By James Niedzinski
---- — MANCHESTER — Residents of Rosedale Avenue should soon have a bright future, as town officials Tuesday night approved a petition for a work agreement allowing National Grid to install a new conduit and illuminate streetlights that have been dark for over a year.
Peter Glynn, representing the British-based utility giant, said the work will involve minor escavation work along Rosedale Avenue. Crews will spend three to four days digging about 18 inches down to install the new conduit and wires.
The lights along Rosedale Avenue have been out for more than one year, said Wayne Melville, acting now in a role as interim town administrator after stepping down from his full-time post. Melville estimated the cost of the lights vary and have cost taxpayers anywhere from $170 up to $862 for the time the streetlights were out.
Streetlights are charged at a flat rate, which is based upon the type of light bulb and the hours they are timed to run.
Glynn said the issue revolving around Rosedale Avenue is not faulty light bulbs, but rather the wires underground. The company acquired the town’s electric equipment including the underground utilities from the old Massachusetts Electric in 2006.
Cost was not the only issue concerning residents at the Board of Selectmen meeting. Judy Sabella said she had safety concerns about the streetlights being for so long, especially with the Manchester Essex Regional Middle/High School being so close by.
”We have a street filled with little kids,” she said.
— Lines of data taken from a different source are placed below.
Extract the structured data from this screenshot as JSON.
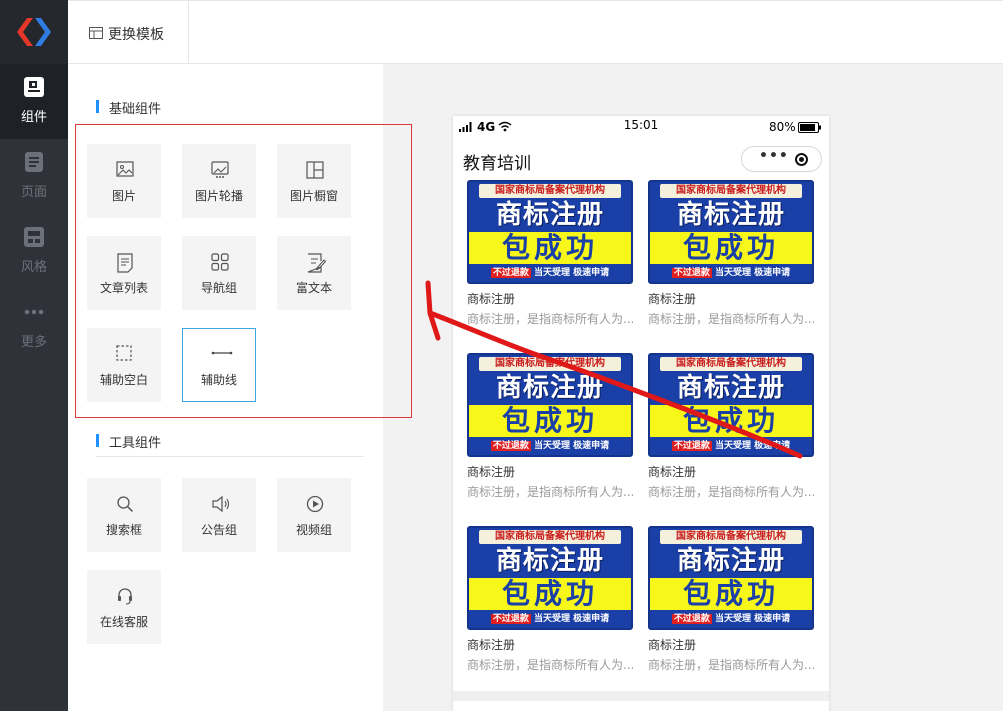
{
  "nav": {
    "items": [
      {
        "label": "组件",
        "icon": "component-icon",
        "active": true
      },
      {
        "label": "页面",
        "icon": "page-icon",
        "active": false
      },
      {
        "label": "风格",
        "icon": "style-icon",
        "active": false
      },
      {
        "label": "更多",
        "icon": "more-icon",
        "active": false
      }
    ]
  },
  "topbar": {
    "template_button": "更换模板"
  },
  "panel": {
    "basic_title": "基础组件",
    "basic_items": [
      {
        "label": "图片",
        "icon": "image-icon"
      },
      {
        "label": "图片轮播",
        "icon": "carousel-icon"
      },
      {
        "label": "图片橱窗",
        "icon": "showcase-icon"
      },
      {
        "label": "文章列表",
        "icon": "article-list-icon"
      },
      {
        "label": "导航组",
        "icon": "nav-group-icon"
      },
      {
        "label": "富文本",
        "icon": "rich-text-icon"
      },
      {
        "label": "辅助空白",
        "icon": "blank-icon"
      },
      {
        "label": "辅助线",
        "icon": "divider-icon",
        "selected": true
      }
    ],
    "tool_title": "工具组件",
    "tool_items": [
      {
        "label": "搜索框",
        "icon": "search-icon"
      },
      {
        "label": "公告组",
        "icon": "announcement-icon"
      },
      {
        "label": "视频组",
        "icon": "video-icon"
      },
      {
        "label": "在线客服",
        "icon": "headset-icon"
      }
    ]
  },
  "phone": {
    "signal": "4G",
    "time": "15:01",
    "battery": "80%",
    "title": "教育培训",
    "capsule_dots": "•••",
    "cards": [
      {
        "banner_top": "国家商标局备案代理机构",
        "banner_main": "商标注册",
        "banner_yellow": "包成功",
        "banner_bottom_1": "不过退款",
        "banner_bottom_2": "当天受理",
        "banner_bottom_3": "极速申请",
        "name": "商标注册",
        "desc": "商标注册，是指商标所有人为..."
      },
      {
        "banner_top": "国家商标局备案代理机构",
        "banner_main": "商标注册",
        "banner_yellow": "包成功",
        "banner_bottom_1": "不过退款",
        "banner_bottom_2": "当天受理",
        "banner_bottom_3": "极速申请",
        "name": "商标注册",
        "desc": "商标注册，是指商标所有人为..."
      },
      {
        "banner_top": "国家商标局备案代理机构",
        "banner_main": "商标注册",
        "banner_yellow": "包成功",
        "banner_bottom_1": "不过退款",
        "banner_bottom_2": "当天受理",
        "banner_bottom_3": "极速申请",
        "name": "商标注册",
        "desc": "商标注册，是指商标所有人为..."
      },
      {
        "banner_top": "国家商标局备案代理机构",
        "banner_main": "商标注册",
        "banner_yellow": "包成功",
        "banner_bottom_1": "不过退款",
        "banner_bottom_2": "当天受理",
        "banner_bottom_3": "极速申请",
        "name": "商标注册",
        "desc": "商标注册，是指商标所有人为..."
      },
      {
        "banner_top": "国家商标局备案代理机构",
        "banner_main": "商标注册",
        "banner_yellow": "包成功",
        "banner_bottom_1": "不过退款",
        "banner_bottom_2": "当天受理",
        "banner_bottom_3": "极速申请",
        "name": "商标注册",
        "desc": "商标注册，是指商标所有人为..."
      },
      {
        "banner_top": "国家商标局备案代理机构",
        "banner_main": "商标注册",
        "banner_yellow": "包成功",
        "banner_bottom_1": "不过退款",
        "banner_bottom_2": "当天受理",
        "banner_bottom_3": "极速申请",
        "name": "商标注册",
        "desc": "商标注册，是指商标所有人为..."
      }
    ]
  },
  "colors": {
    "accent": "#1e90ff",
    "annotation": "#d93a3a",
    "nav_bg": "#2f3339"
  }
}
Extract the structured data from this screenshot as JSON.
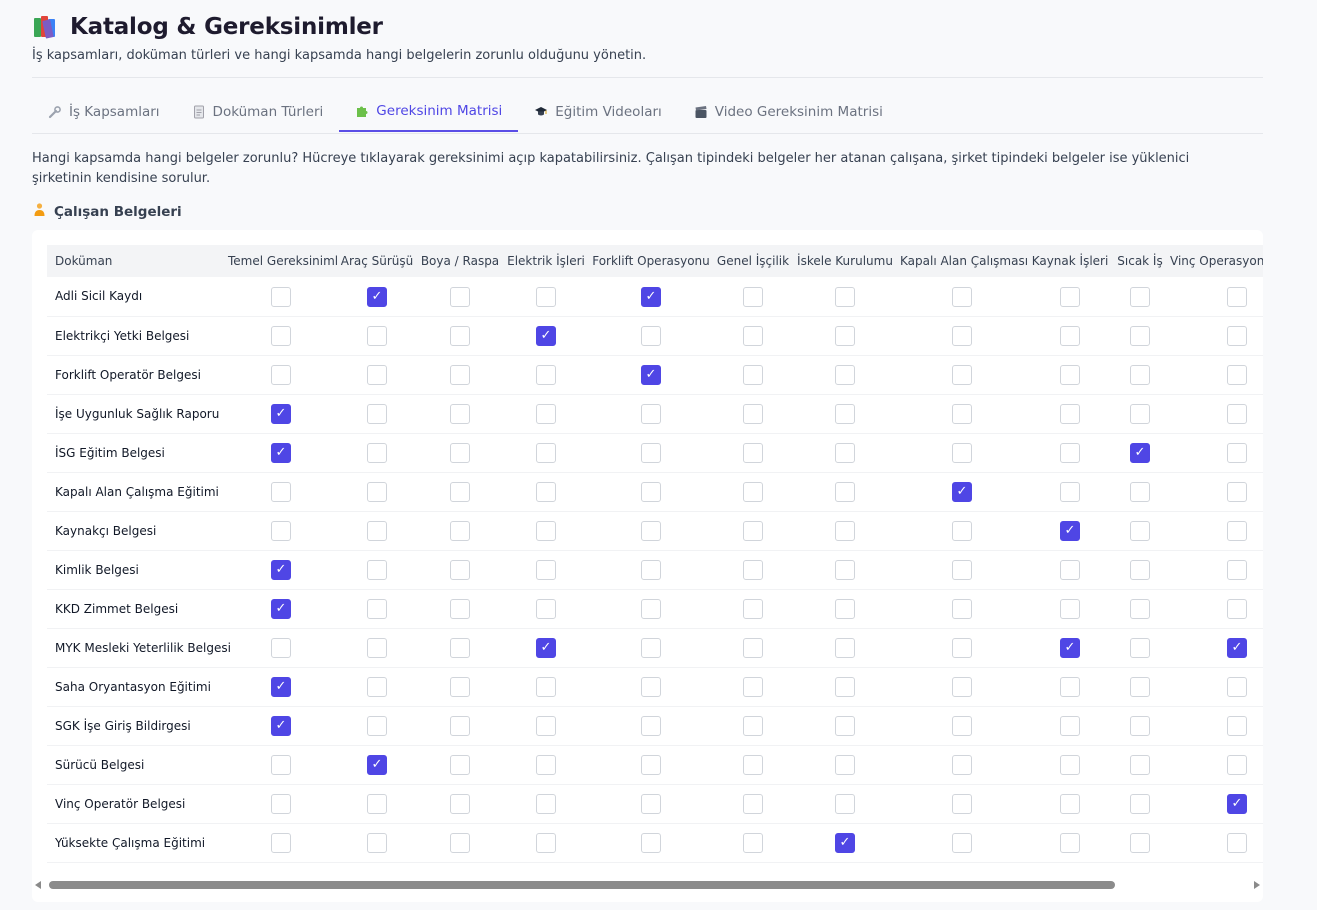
{
  "page": {
    "title": "Katalog & Gereksinimler",
    "subtitle": "İş kapsamları, doküman türleri ve hangi kapsamda hangi belgelerin zorunlu olduğunu yönetin.",
    "title_icon": "books-icon"
  },
  "tabs": [
    {
      "label": "İş Kapsamları",
      "icon": "wrench-icon",
      "active": false
    },
    {
      "label": "Doküman Türleri",
      "icon": "document-icon",
      "active": false
    },
    {
      "label": "Gereksinim Matrisi",
      "icon": "puzzle-icon",
      "active": true
    },
    {
      "label": "Eğitim Videoları",
      "icon": "graduation-cap-icon",
      "active": false
    },
    {
      "label": "Video Gereksinim Matrisi",
      "icon": "clapper-icon",
      "active": false
    }
  ],
  "description": "Hangi kapsamda hangi belgeler zorunlu? Hücreye tıklayarak gereksinimi açıp kapatabilirsiniz. Çalışan tipindeki belgeler her atanan çalışana, şirket tipindeki belgeler ise yüklenici şirketinin kendisine sorulur.",
  "section": {
    "title": "Çalışan Belgeleri",
    "icon": "worker-icon"
  },
  "matrix": {
    "doc_header": "Doküman",
    "columns": [
      "Temel Gereksinimler",
      "Araç Sürüşü",
      "Boya / Raspa",
      "Elektrik İşleri",
      "Forklift Operasyonu",
      "Genel İşçilik",
      "İskele Kurulumu",
      "Kapalı Alan Çalışması",
      "Kaynak İşleri",
      "Sıcak İş",
      "Vinç Operasyonu"
    ],
    "rows": [
      {
        "name": "Adli Sicil Kaydı",
        "checks": [
          0,
          1,
          0,
          0,
          1,
          0,
          0,
          0,
          0,
          0,
          0
        ]
      },
      {
        "name": "Elektrikçi Yetki Belgesi",
        "checks": [
          0,
          0,
          0,
          1,
          0,
          0,
          0,
          0,
          0,
          0,
          0
        ]
      },
      {
        "name": "Forklift Operatör Belgesi",
        "checks": [
          0,
          0,
          0,
          0,
          1,
          0,
          0,
          0,
          0,
          0,
          0
        ]
      },
      {
        "name": "İşe Uygunluk Sağlık Raporu",
        "checks": [
          1,
          0,
          0,
          0,
          0,
          0,
          0,
          0,
          0,
          0,
          0
        ]
      },
      {
        "name": "İSG Eğitim Belgesi",
        "checks": [
          1,
          0,
          0,
          0,
          0,
          0,
          0,
          0,
          0,
          1,
          0
        ]
      },
      {
        "name": "Kapalı Alan Çalışma Eğitimi",
        "checks": [
          0,
          0,
          0,
          0,
          0,
          0,
          0,
          1,
          0,
          0,
          0
        ]
      },
      {
        "name": "Kaynakçı Belgesi",
        "checks": [
          0,
          0,
          0,
          0,
          0,
          0,
          0,
          0,
          1,
          0,
          0
        ]
      },
      {
        "name": "Kimlik Belgesi",
        "checks": [
          1,
          0,
          0,
          0,
          0,
          0,
          0,
          0,
          0,
          0,
          0
        ]
      },
      {
        "name": "KKD Zimmet Belgesi",
        "checks": [
          1,
          0,
          0,
          0,
          0,
          0,
          0,
          0,
          0,
          0,
          0
        ]
      },
      {
        "name": "MYK Mesleki Yeterlilik Belgesi",
        "checks": [
          0,
          0,
          0,
          1,
          0,
          0,
          0,
          0,
          1,
          0,
          1
        ]
      },
      {
        "name": "Saha Oryantasyon Eğitimi",
        "checks": [
          1,
          0,
          0,
          0,
          0,
          0,
          0,
          0,
          0,
          0,
          0
        ]
      },
      {
        "name": "SGK İşe Giriş Bildirgesi",
        "checks": [
          1,
          0,
          0,
          0,
          0,
          0,
          0,
          0,
          0,
          0,
          0
        ]
      },
      {
        "name": "Sürücü Belgesi",
        "checks": [
          0,
          1,
          0,
          0,
          0,
          0,
          0,
          0,
          0,
          0,
          0
        ]
      },
      {
        "name": "Vinç Operatör Belgesi",
        "checks": [
          0,
          0,
          0,
          0,
          0,
          0,
          0,
          0,
          0,
          0,
          1
        ]
      },
      {
        "name": "Yüksekte Çalışma Eğitimi",
        "checks": [
          0,
          0,
          0,
          0,
          0,
          0,
          1,
          0,
          0,
          0,
          0
        ]
      }
    ]
  },
  "check_mark": "✓",
  "colors": {
    "accent": "#4f46e5",
    "background": "#f8f9fb",
    "card": "#ffffff"
  }
}
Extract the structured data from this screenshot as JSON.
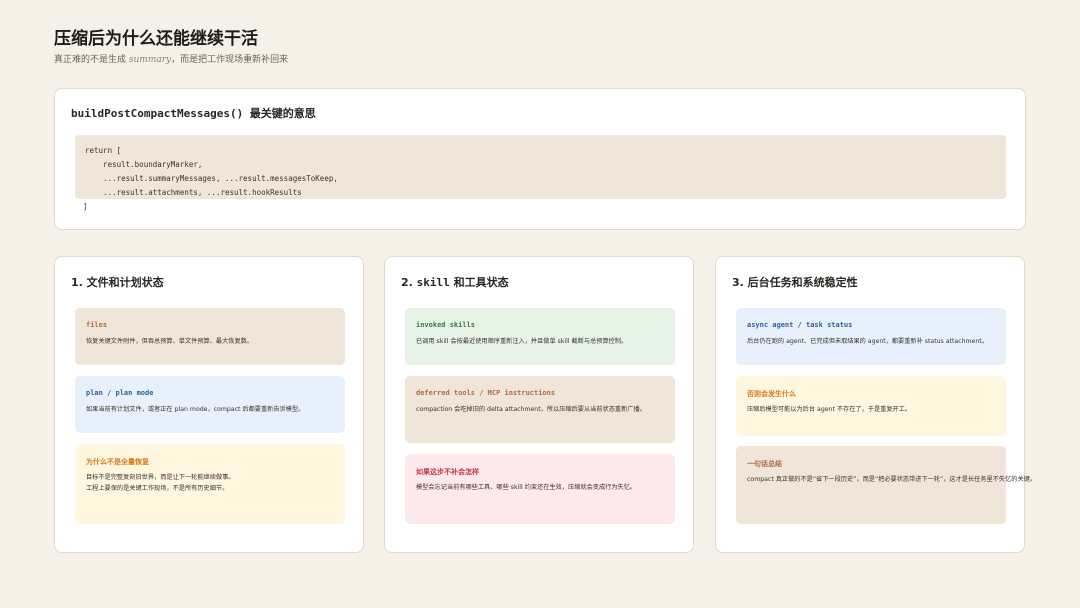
{
  "header": {
    "title": "压缩后为什么还能继续干活",
    "subtitle_pre": "真正难的不是生成 ",
    "subtitle_em": "summary",
    "subtitle_post": "，而是把工作现场重新补回来"
  },
  "code_panel": {
    "title": "buildPostCompactMessages() 最关键的意思",
    "lines": [
      "return [",
      "    result.boundaryMarker,",
      "    ...result.summaryMessages, ...result.messagesToKeep,",
      "    ...result.attachments, ...result.hookResults",
      "]"
    ]
  },
  "columns": [
    {
      "title_num": "1. ",
      "title_mono": "",
      "title_text": "文件和计划状态",
      "cards": [
        {
          "key": "files",
          "desc": [
            "恢复关键文件附件，但吞总预算、单文件预算、最大恢复数。"
          ]
        },
        {
          "key": "plan / plan mode",
          "desc": [
            "如果当前有计划文件，或者正在 plan mode，compact 后都要重新告诉模型。"
          ]
        },
        {
          "key": "为什么不是全量恢复",
          "desc": [
            "目标不是完整复刻旧世界，而是让下一轮能继续做事。",
            "工程上要保的是关键工作现场，不是所有历史细节。"
          ]
        }
      ]
    },
    {
      "title_num": "2. ",
      "title_mono": "skill",
      "title_text": " 和工具状态",
      "cards": [
        {
          "key": "invoked skills",
          "desc": [
            "已调用 skill 会按最近使用顺序重新注入，并且做单 skill 截断与总预算控制。"
          ]
        },
        {
          "key": "deferred tools / MCP instructions",
          "desc": [
            "compaction 会吃掉旧的 delta attachment，所以压缩后要从当前状态重新广播。"
          ]
        },
        {
          "key": "如果这步不补会怎样",
          "desc": [
            "模型会忘记当前有哪些工具、哪些 skill 约束还在生效，压缩就会变成行为失忆。"
          ]
        }
      ]
    },
    {
      "title_num": "3. ",
      "title_mono": "",
      "title_text": "后台任务和系统稳定性",
      "cards": [
        {
          "key": "async agent / task status",
          "desc": [
            "后台仍在跑的 agent、已完成但未取结果的 agent，都要重新补 status attachment。"
          ]
        },
        {
          "key": "否则会发生什么",
          "desc": [
            "压缩后模型可能以为后台 agent 不存在了，于是重复开工。"
          ]
        },
        {
          "key": "一句话总结",
          "desc": [
            "compact 真正做的不是“省下一段历史”，而是“把必要状态带进下一轮”，这才是长任务里不失忆的关键。"
          ]
        }
      ]
    }
  ]
}
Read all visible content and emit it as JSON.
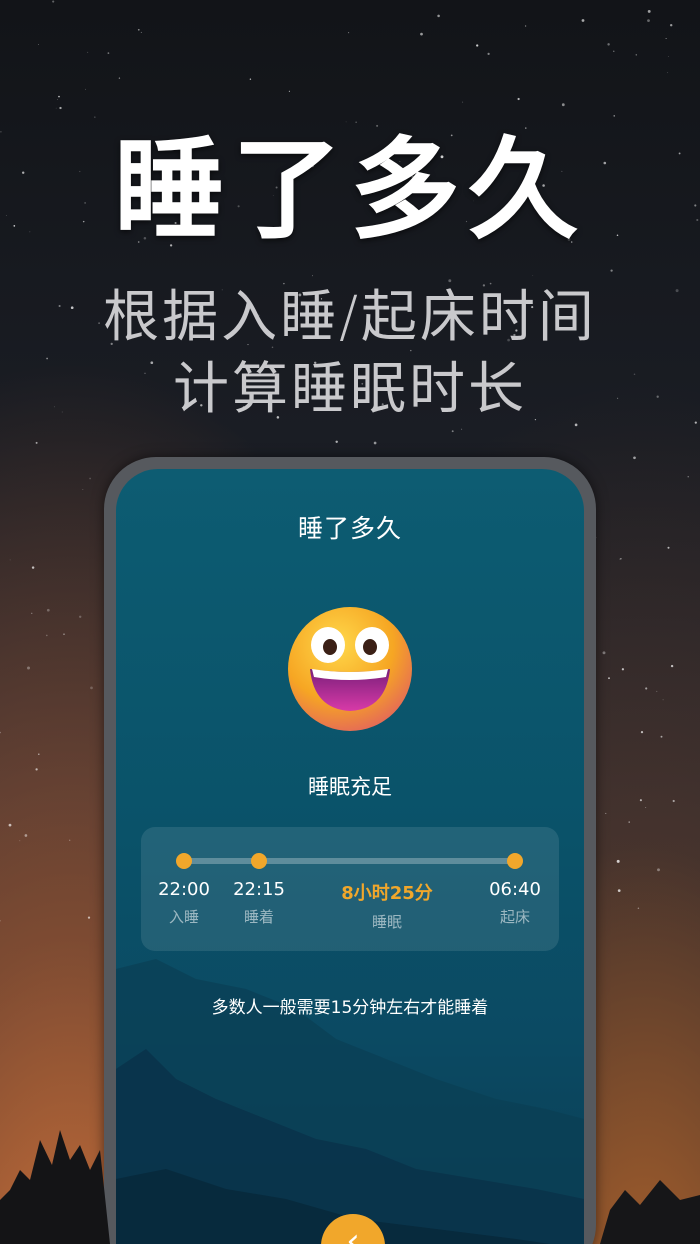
{
  "headline": "睡了多久",
  "subheadline": {
    "line1": "根据入睡/起床时间",
    "line2": "计算睡眠时长"
  },
  "phone": {
    "title": "睡了多久",
    "emoji_icon": "grinning-face-emoji",
    "status": "睡眠充足",
    "timeline": {
      "points": [
        {
          "time": "22:00",
          "label": "入睡"
        },
        {
          "time": "22:15",
          "label": "睡着"
        },
        {
          "time": "8小时25分",
          "label": "睡眠"
        },
        {
          "time": "06:40",
          "label": "起床"
        }
      ]
    },
    "hint": "多数人一般需要15分钟左右才能睡着",
    "back_icon": "chevron-left-icon"
  },
  "colors": {
    "accent": "#f1a72b",
    "screen_bg": "#0b4a63"
  }
}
Sabella also questioned why any improvements have taken so long.
Glynn said previous crews were unable to locate where the faulty underground wires were.
He added the excavation work should begin sometime in the spring and would try to schedule work around the week of April vacation, as requested by the Board of Selectmen.
Additionally, the Board agreed to contact police officers and have them make note of any other faulty National Grid installations.
Melville said there are about 500 lights that are out throughout Manchester, but the town lacks specific knowledge as to where they are, why they are out and what types of lights there are.
”... I believe this will be a staple of the board’s policy toward National Grid in the future in an effort to motivate them to get streetlights back on in a timely manner,” he wrote in an email to the Times.
As with every petition to work, National Grid employees must repair the street to the same condition they found it in.
Previously, a section of Ashland Avenue remained exposed for months; it was finally repaved last December after the power company finished work in the summertime, officials said.
Although the selectmen did not request any sort of reimbursement from National Grid at their last meeting, Melville said the town will begin to request abatements to power bills once a specific type of installation can be related to a specific location and light.
Glynn acknowledged the power struggles within Manchester, but remained positive about the Rosedale Avenue project.
“As soon as spring comes, we’ll wrap this dig up,” he said.